Good thing I've kept that mcflurry spoon!
Riding back to the 'camp vu de lac' my route was blocked by a fallen bit of tree. As going round it almost locked my front wheel in the direction of the water, I decided to do something about it. Hmm.. tried dragging, too big and elastic. Then I remembered!




Voila le pocket saw. Hello. My name is Davigo Montoya. you have killed my momentum, prepare to die! Three choice cuts to the branches, about the size of my wrist, vanquished the foe. After cleaning it up and doing a thoroughly professional job (I was a gardener you know), I walked back to my bike and just that moment round the corner came four aging cyclists who all flew down the now unobstructed path. It seems when you have done something right, people aren't sure you've done anything at all.

Before - this makes it look deceptively small. That was taller than me.

After - take that random occurrence.


The rest was much the same, I went up the same steeeep winding road that suckerpunched me and Chris five days ago. It took enough out of me to make me wonder if Chris only existed in my mind, fight club style (spoiler alert). I would have been paying double at campsites for no reason.

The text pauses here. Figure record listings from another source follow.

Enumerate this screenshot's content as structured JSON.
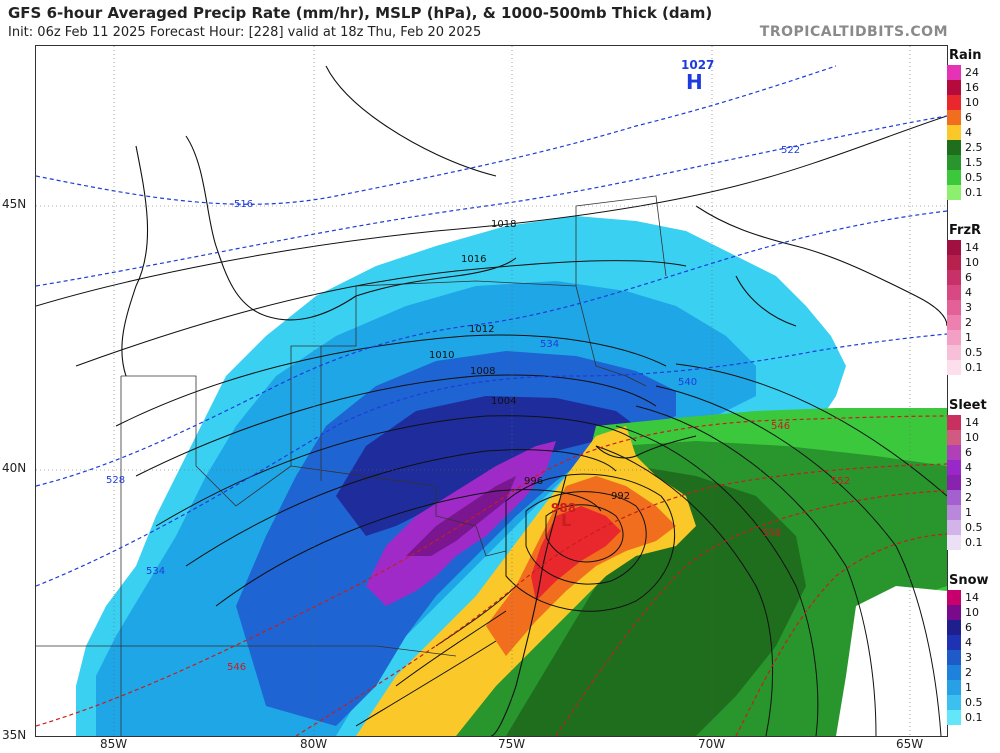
{
  "header": {
    "title": "GFS 6-hour Averaged Precip Rate (mm/hr), MSLP (hPa), & 1000-500mb Thick (dam)",
    "subtitle": "Init: 06z Feb 11 2025   Forecast Hour: [228]   valid at 18z Thu, Feb 20 2025",
    "brand": "TROPICALTIDBITS.COM"
  },
  "axes": {
    "lon_labels": [
      "85W",
      "80W",
      "75W",
      "70W",
      "65W"
    ],
    "lat_labels": [
      "45N",
      "40N",
      "35N"
    ]
  },
  "pressure_centers": {
    "high_label": "H",
    "high_value": "1027",
    "low_label": "L",
    "low_value": "988"
  },
  "isobars": [
    "1018",
    "1016",
    "1012",
    "1010",
    "1008",
    "1004",
    "996",
    "992",
    "988"
  ],
  "thickness": [
    "516",
    "522",
    "528",
    "534",
    "540",
    "546",
    "552",
    "558"
  ],
  "legends": [
    {
      "title": "Rain",
      "levels": [
        "24",
        "16",
        "10",
        "6",
        "4",
        "2.5",
        "1.5",
        "0.5",
        "0.1"
      ],
      "colors": [
        "#e632b4",
        "#b40a3c",
        "#e8282d",
        "#f06e1e",
        "#fac828",
        "#1e6e1e",
        "#28962d",
        "#3cc83c",
        "#8cf06e"
      ]
    },
    {
      "title": "FrzR",
      "levels": [
        "14",
        "10",
        "6",
        "4",
        "3",
        "2",
        "1",
        "0.5",
        "0.1"
      ],
      "colors": [
        "#a01040",
        "#b8204e",
        "#c8306a",
        "#d84882",
        "#e46098",
        "#ee80b0",
        "#f4a0c4",
        "#f8c0d8",
        "#fcdeec"
      ]
    },
    {
      "title": "Sleet",
      "levels": [
        "14",
        "10",
        "6",
        "4",
        "3",
        "2",
        "1",
        "0.5",
        "0.1"
      ],
      "colors": [
        "#c83060",
        "#d05a82",
        "#b040b8",
        "#9a28c8",
        "#8a22b0",
        "#a560d0",
        "#b988dc",
        "#d2b4ea",
        "#ece0f6"
      ]
    },
    {
      "title": "Snow",
      "levels": [
        "14",
        "10",
        "6",
        "4",
        "3",
        "2",
        "1",
        "0.5",
        "0.1"
      ],
      "colors": [
        "#c8006e",
        "#7a0a8c",
        "#1e1e8c",
        "#1e32b4",
        "#1e5ac8",
        "#1e82dc",
        "#28a0e6",
        "#3cc0f0",
        "#64e6fa"
      ]
    }
  ]
}
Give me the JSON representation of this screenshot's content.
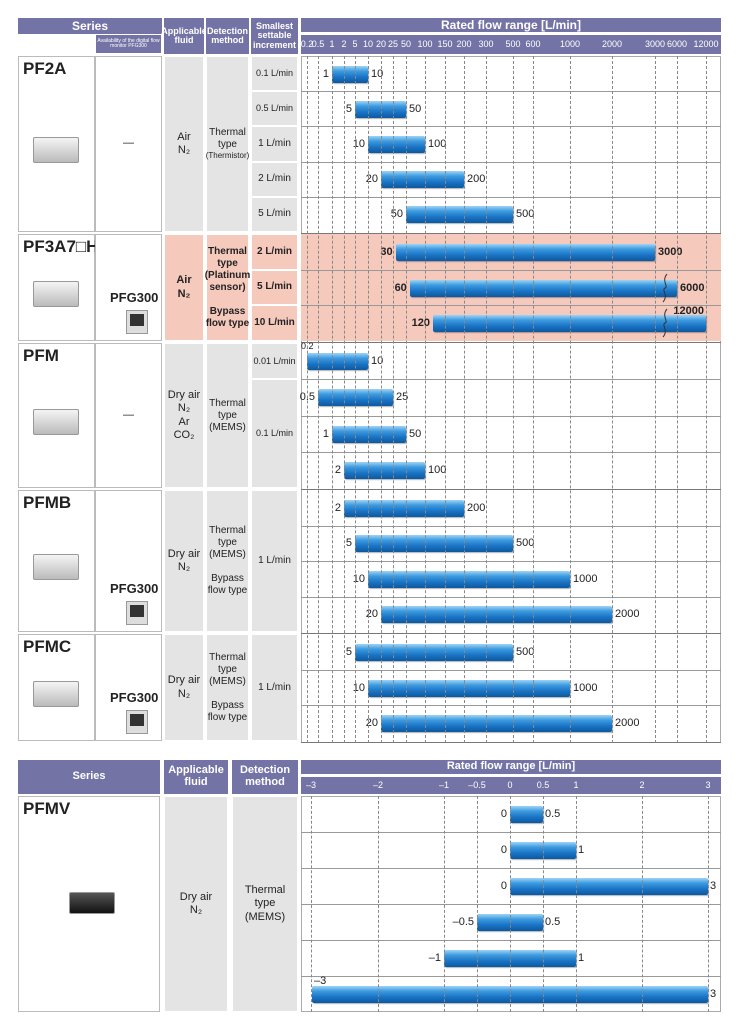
{
  "top_table": {
    "headers": {
      "series": "Series",
      "pfg": "Availability of the digital flow monitor PFG300",
      "fluid": "Applicable fluid",
      "method": "Detection method",
      "increment": "Smallest settable increment",
      "range": "Rated flow range [L/min]"
    },
    "series": [
      {
        "name": "PF2A",
        "pfg": "—",
        "fluid": "Air\nN₂",
        "method": "Thermal\ntype",
        "method_sub": "(Thermistor)",
        "highlight": false,
        "increments": [
          {
            "label": "0.1 L/min",
            "rows": 1
          },
          {
            "label": "0.5 L/min",
            "rows": 1
          },
          {
            "label": "1 L/min",
            "rows": 1
          },
          {
            "label": "2 L/min",
            "rows": 1
          },
          {
            "label": "5 L/min",
            "rows": 1
          }
        ],
        "ranges": [
          [
            "1",
            "10"
          ],
          [
            "5",
            "50"
          ],
          [
            "10",
            "100"
          ],
          [
            "20",
            "200"
          ],
          [
            "50",
            "500"
          ]
        ]
      },
      {
        "name": "PF3A7□H",
        "pfg": "PFG300",
        "fluid": "Air\nN₂",
        "method": "Thermal\ntype\n(Platinum\nsensor)\n\nBypass\nflow type",
        "method_sub": "",
        "highlight": true,
        "increments": [
          {
            "label": "2 L/min",
            "rows": 1
          },
          {
            "label": "5 L/min",
            "rows": 1
          },
          {
            "label": "10 L/min",
            "rows": 1
          }
        ],
        "ranges": [
          [
            "30",
            "3000"
          ],
          [
            "60",
            "6000"
          ],
          [
            "120",
            "12000"
          ]
        ]
      },
      {
        "name": "PFM",
        "pfg": "—",
        "fluid": "Dry air\nN₂\nAr\nCO₂",
        "method": "Thermal\ntype\n(MEMS)",
        "method_sub": "",
        "highlight": false,
        "increments": [
          {
            "label": "0.01 L/min",
            "rows": 1
          },
          {
            "label": "0.1 L/min",
            "rows": 3
          }
        ],
        "ranges": [
          [
            "0.2",
            "10"
          ],
          [
            "0.5",
            "25"
          ],
          [
            "1",
            "50"
          ],
          [
            "2",
            "100"
          ]
        ]
      },
      {
        "name": "PFMB",
        "pfg": "PFG300",
        "fluid": "Dry air\nN₂",
        "method": "Thermal\ntype\n(MEMS)\n\nBypass\nflow type",
        "method_sub": "",
        "highlight": false,
        "increments": [
          {
            "label": "1 L/min",
            "rows": 4
          }
        ],
        "ranges": [
          [
            "2",
            "200"
          ],
          [
            "5",
            "500"
          ],
          [
            "10",
            "1000"
          ],
          [
            "20",
            "2000"
          ]
        ]
      },
      {
        "name": "PFMC",
        "pfg": "PFG300",
        "fluid": "Dry air\nN₂",
        "method": "Thermal\ntype\n(MEMS)\n\nBypass\nflow type",
        "method_sub": "",
        "highlight": false,
        "increments": [
          {
            "label": "1 L/min",
            "rows": 3
          }
        ],
        "ranges": [
          [
            "5",
            "500"
          ],
          [
            "10",
            "1000"
          ],
          [
            "20",
            "2000"
          ]
        ]
      }
    ]
  },
  "bottom_table": {
    "headers": {
      "series": "Series",
      "fluid": "Applicable fluid",
      "method": "Detection method",
      "range": "Rated flow range [L/min]"
    },
    "series": {
      "name": "PFMV",
      "fluid": "Dry air\nN₂",
      "method": "Thermal type\n(MEMS)",
      "ranges": [
        [
          "0",
          "0.5"
        ],
        [
          "0",
          "1"
        ],
        [
          "0",
          "3"
        ],
        [
          "–0.5",
          "0.5"
        ],
        [
          "–1",
          "1"
        ],
        [
          "–3",
          "3"
        ]
      ]
    }
  },
  "chart_data": [
    {
      "type": "bar",
      "orientation": "horizontal-range",
      "xlabel": "Rated flow range [L/min]",
      "x_ticks": [
        "0.2",
        "0.5",
        "1",
        "2",
        "5",
        "10",
        "20",
        "25",
        "50",
        "100",
        "150",
        "200",
        "300",
        "500",
        "600",
        "1000",
        "2000",
        "3000",
        "6000",
        "12000"
      ],
      "grid": "vertical dashed",
      "axis_broken_after": "3000"
    },
    {
      "type": "bar",
      "orientation": "horizontal-range",
      "xlabel": "Rated flow range [L/min]",
      "x_ticks": [
        "–3",
        "–2",
        "–1",
        "–0.5",
        "0",
        "0.5",
        "1",
        "2",
        "3"
      ],
      "xlim": [
        -3,
        3
      ],
      "grid": "vertical dashed"
    }
  ],
  "colors": {
    "header": "#7373a6",
    "bar": "#1a73c4",
    "highlight": "#f6c9bd",
    "cell": "#e4e4e4"
  }
}
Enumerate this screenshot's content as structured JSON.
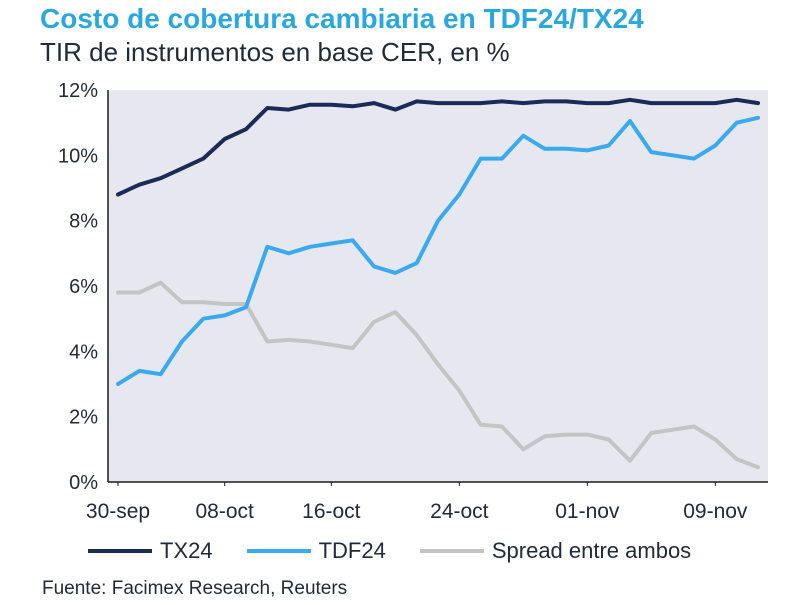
{
  "header": {
    "title": "Costo de cobertura cambiaria en TDF24/TX24",
    "subtitle": "TIR de instrumentos en base CER, en %"
  },
  "footer": {
    "source": "Fuente: Facimex Research, Reuters"
  },
  "chart_data": {
    "type": "line",
    "title": "Costo de cobertura cambiaria en TDF24/TX24",
    "subtitle": "TIR de instrumentos en base CER, en %",
    "xlabel": "",
    "ylabel": "",
    "x": [
      "30-sep",
      "04-oct",
      "05-oct",
      "06-oct",
      "07-oct",
      "08-oct",
      "12-oct",
      "13-oct",
      "14-oct",
      "15-oct",
      "16-oct",
      "19-oct",
      "20-oct",
      "21-oct",
      "22-oct",
      "23-oct",
      "24-oct",
      "26-oct",
      "27-oct",
      "28-oct",
      "29-oct",
      "30-oct",
      "01-nov",
      "02-nov",
      "03-nov",
      "06-nov",
      "07-nov",
      "08-nov",
      "09-nov",
      "10-nov",
      "13-nov"
    ],
    "x_ticks": [
      "30-sep",
      "08-oct",
      "16-oct",
      "24-oct",
      "01-nov",
      "09-nov"
    ],
    "y_ticks": [
      "0%",
      "2%",
      "4%",
      "6%",
      "8%",
      "10%",
      "12%"
    ],
    "ylim": [
      0,
      12
    ],
    "grid": false,
    "legend_position": "bottom",
    "colors": {
      "TX24": "#1b2a57",
      "TDF24": "#3aaaf0",
      "Spread entre ambos": "#c4c4c4",
      "plot_bg": "#e7e8ef",
      "axis": "#1b1b1b"
    },
    "series": [
      {
        "name": "TX24",
        "values": [
          8.8,
          9.1,
          9.3,
          9.6,
          9.9,
          10.5,
          10.8,
          11.45,
          11.4,
          11.55,
          11.55,
          11.5,
          11.6,
          11.4,
          11.65,
          11.6,
          11.6,
          11.6,
          11.65,
          11.6,
          11.65,
          11.65,
          11.6,
          11.6,
          11.7,
          11.6,
          11.6,
          11.6,
          11.6,
          11.7,
          11.6
        ]
      },
      {
        "name": "TDF24",
        "values": [
          3.0,
          3.4,
          3.3,
          4.3,
          5.0,
          5.1,
          5.35,
          7.2,
          7.0,
          7.2,
          7.3,
          7.4,
          6.6,
          6.4,
          6.7,
          8.0,
          8.8,
          9.9,
          9.9,
          10.6,
          10.2,
          10.2,
          10.15,
          10.3,
          11.05,
          10.1,
          10.0,
          9.9,
          10.3,
          11.0,
          11.15
        ]
      },
      {
        "name": "Spread entre ambos",
        "values": [
          5.8,
          5.8,
          6.1,
          5.5,
          5.5,
          5.45,
          5.45,
          4.3,
          4.35,
          4.3,
          4.2,
          4.1,
          4.9,
          5.2,
          4.5,
          3.6,
          2.8,
          1.75,
          1.7,
          1.0,
          1.4,
          1.45,
          1.45,
          1.3,
          0.65,
          1.5,
          1.6,
          1.7,
          1.3,
          0.7,
          0.45
        ]
      }
    ]
  }
}
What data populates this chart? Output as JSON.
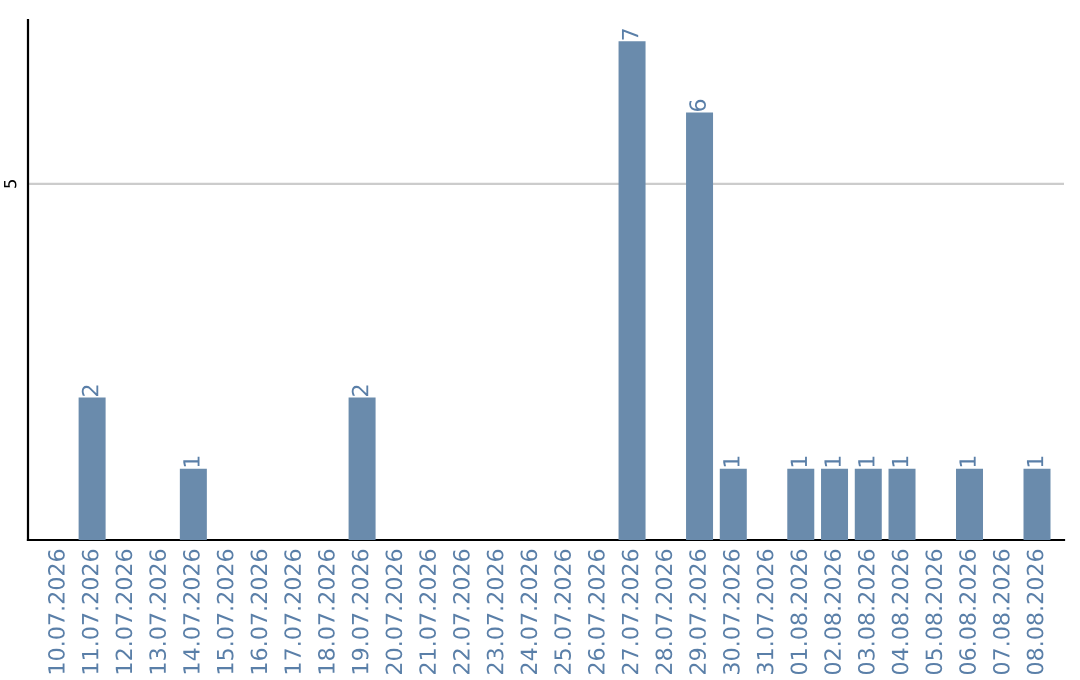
{
  "chart_data": {
    "type": "bar",
    "categories": [
      "10.07.2026",
      "11.07.2026",
      "12.07.2026",
      "13.07.2026",
      "14.07.2026",
      "15.07.2026",
      "16.07.2026",
      "17.07.2026",
      "18.07.2026",
      "19.07.2026",
      "20.07.2026",
      "21.07.2026",
      "22.07.2026",
      "23.07.2026",
      "24.07.2026",
      "25.07.2026",
      "26.07.2026",
      "27.07.2026",
      "28.07.2026",
      "29.07.2026",
      "30.07.2026",
      "31.07.2026",
      "01.08.2026",
      "02.08.2026",
      "03.08.2026",
      "04.08.2026",
      "05.08.2026",
      "06.08.2026",
      "07.08.2026",
      "08.08.2026"
    ],
    "values": [
      0,
      2,
      0,
      0,
      1,
      0,
      0,
      0,
      0,
      2,
      0,
      0,
      0,
      0,
      0,
      0,
      0,
      7,
      0,
      6,
      1,
      0,
      1,
      1,
      1,
      1,
      0,
      1,
      0,
      1
    ],
    "value_labels": [
      null,
      "2",
      null,
      null,
      "1",
      null,
      null,
      null,
      null,
      "2",
      null,
      null,
      null,
      null,
      null,
      null,
      null,
      "7",
      null,
      "6",
      "1",
      null,
      "1",
      "1",
      "1",
      "1",
      null,
      "1",
      null,
      "1"
    ],
    "color": "#6a8bac",
    "ylim": [
      0,
      7.3
    ],
    "yticks": [
      5
    ],
    "grid": "y",
    "legend": false
  }
}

I did ride close to a hawk perched on a eye-level branch, I've an affinity since doing the hawk walk on day 3 and wearing my new ASICS gel-windhawks. I braked semi successfully to see if I could approach him/her for a portrait but a pigeon leapt upon this moment of distraction. It made a break for it. The hawk pursued, frustrated that I had made it look away.

This time I took the correct road to the campsite after being punished so sternly last time. Unfortunately the eccentric campsite attendant was not on duty so I didn't get to tell him where I'd been since the last time.

Oh and I saw a cat.

I've now gots a nice little spot away from the fray where I'm eating a footlong quam sandwich. Chris what've you been up to?